During his tenure as vice president, treasurer, and then president, Rosenwald grew the company from a failing $750,000 a year corporation to over $50 million. As part of his growth plan, Rosenwald invested a lot of Sears’ money into society, specifically agriculture. Rosenwald understood that the growth of Sears Roebuck was wholly dependent on the growth and wellbeing of the company’s customer- the American Farmer and its field hands. And so he invested in his company by investing in his customer, through their societal, educational, and family needs.
Why Rosenwald did this was not ‘termed’ corporate social responsibility until 1953 with the publication of the book ‘Social Responsibility of Businessmen’ by economist and college president Howard R. Bowen.
But still, the term languished, without much fanfare for about a decade, until the phrase was reinvigorated in the ’60s and 70’s around the time when big international companies faced anti-corporate sentiments because of environmental and human rights issues. In fact, companies faced large-scale boycotts of their goods and services to force change among corporate practices affecting society and the environment.

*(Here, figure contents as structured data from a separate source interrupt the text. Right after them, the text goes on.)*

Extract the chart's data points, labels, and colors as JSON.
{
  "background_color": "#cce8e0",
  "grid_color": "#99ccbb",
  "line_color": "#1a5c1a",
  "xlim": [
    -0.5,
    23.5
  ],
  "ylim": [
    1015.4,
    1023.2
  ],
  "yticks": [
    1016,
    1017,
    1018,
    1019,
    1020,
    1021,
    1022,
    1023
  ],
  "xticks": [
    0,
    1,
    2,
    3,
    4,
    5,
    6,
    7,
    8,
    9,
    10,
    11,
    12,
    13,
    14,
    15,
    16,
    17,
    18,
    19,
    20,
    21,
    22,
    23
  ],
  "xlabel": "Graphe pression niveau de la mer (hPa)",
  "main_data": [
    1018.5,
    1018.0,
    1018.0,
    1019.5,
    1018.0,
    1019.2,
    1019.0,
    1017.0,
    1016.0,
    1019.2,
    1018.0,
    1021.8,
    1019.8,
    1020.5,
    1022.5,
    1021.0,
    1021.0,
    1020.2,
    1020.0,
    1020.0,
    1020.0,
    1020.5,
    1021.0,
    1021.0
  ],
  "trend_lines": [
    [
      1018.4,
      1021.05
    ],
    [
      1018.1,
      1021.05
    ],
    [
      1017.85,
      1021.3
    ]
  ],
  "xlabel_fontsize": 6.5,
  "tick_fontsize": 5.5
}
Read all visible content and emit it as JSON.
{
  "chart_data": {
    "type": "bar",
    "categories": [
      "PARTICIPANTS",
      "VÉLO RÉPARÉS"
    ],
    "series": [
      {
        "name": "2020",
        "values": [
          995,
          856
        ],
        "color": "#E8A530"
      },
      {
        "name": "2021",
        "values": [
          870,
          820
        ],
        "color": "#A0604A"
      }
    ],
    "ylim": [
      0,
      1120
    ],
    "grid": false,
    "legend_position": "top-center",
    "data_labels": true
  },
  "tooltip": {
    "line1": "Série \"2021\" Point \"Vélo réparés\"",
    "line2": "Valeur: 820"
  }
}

Through the ’80s discussion of the concept of CSR grew. During that time, most socially responsible behavior was positioned as a philanthropic activity based on a company’s fixed budget that was allocated to support nonprofit organizations – mostly doing so to “look good”. These funds were sometimes allocated to many organizations with the idea that to satisfy as many interest groups and to gain as much visibility as possible was a beneficial goal. The commitment was usually short-term and restricted to making donations that were heavily influenced by the wishes of the senior management of the organization, and mostly to bring about a marketing position through brand awareness at nonprofit events.
Then in 1989, Ben and Jerry have distributed the first-ever Social Responsibility Annual Report. People took notice because it authentically calculated Ben and Jerry’s business practices and policies that lead to meaningful outcomes for society and the environment and to bottom-line financial benefits to the company and the communities it supported.
Academic exploration, corporate research, and charitable interest in CSR began to escalate at a rapid rate. In 1992 the Earth Summit in Rio was a key moment in the evolution of CSR. At this Summit, it was reported that “the level of corporate involvement in the summit was unprecedented, unlike anything ever seen before, with a coalition of 48 companies coming together to establish a new coalition, the Business Council for Sustainable Development (BCSD)”. This coalition placed the academic and financial exploration of CSR culture on the map in a way no other group or company had been able to do before. The BCSD would later become the World Business Council on Sustainable Development (WBCSD) which continues to be an authority in CSR and have a tremendous influence on the corporate social responsibility stage.
Since that time, corporate social responsibility as an essential and important business practice has moved from discussion in the cubicles of most corporations to a presence in the board room and a position on the balance sheet of almost all company’s large and small.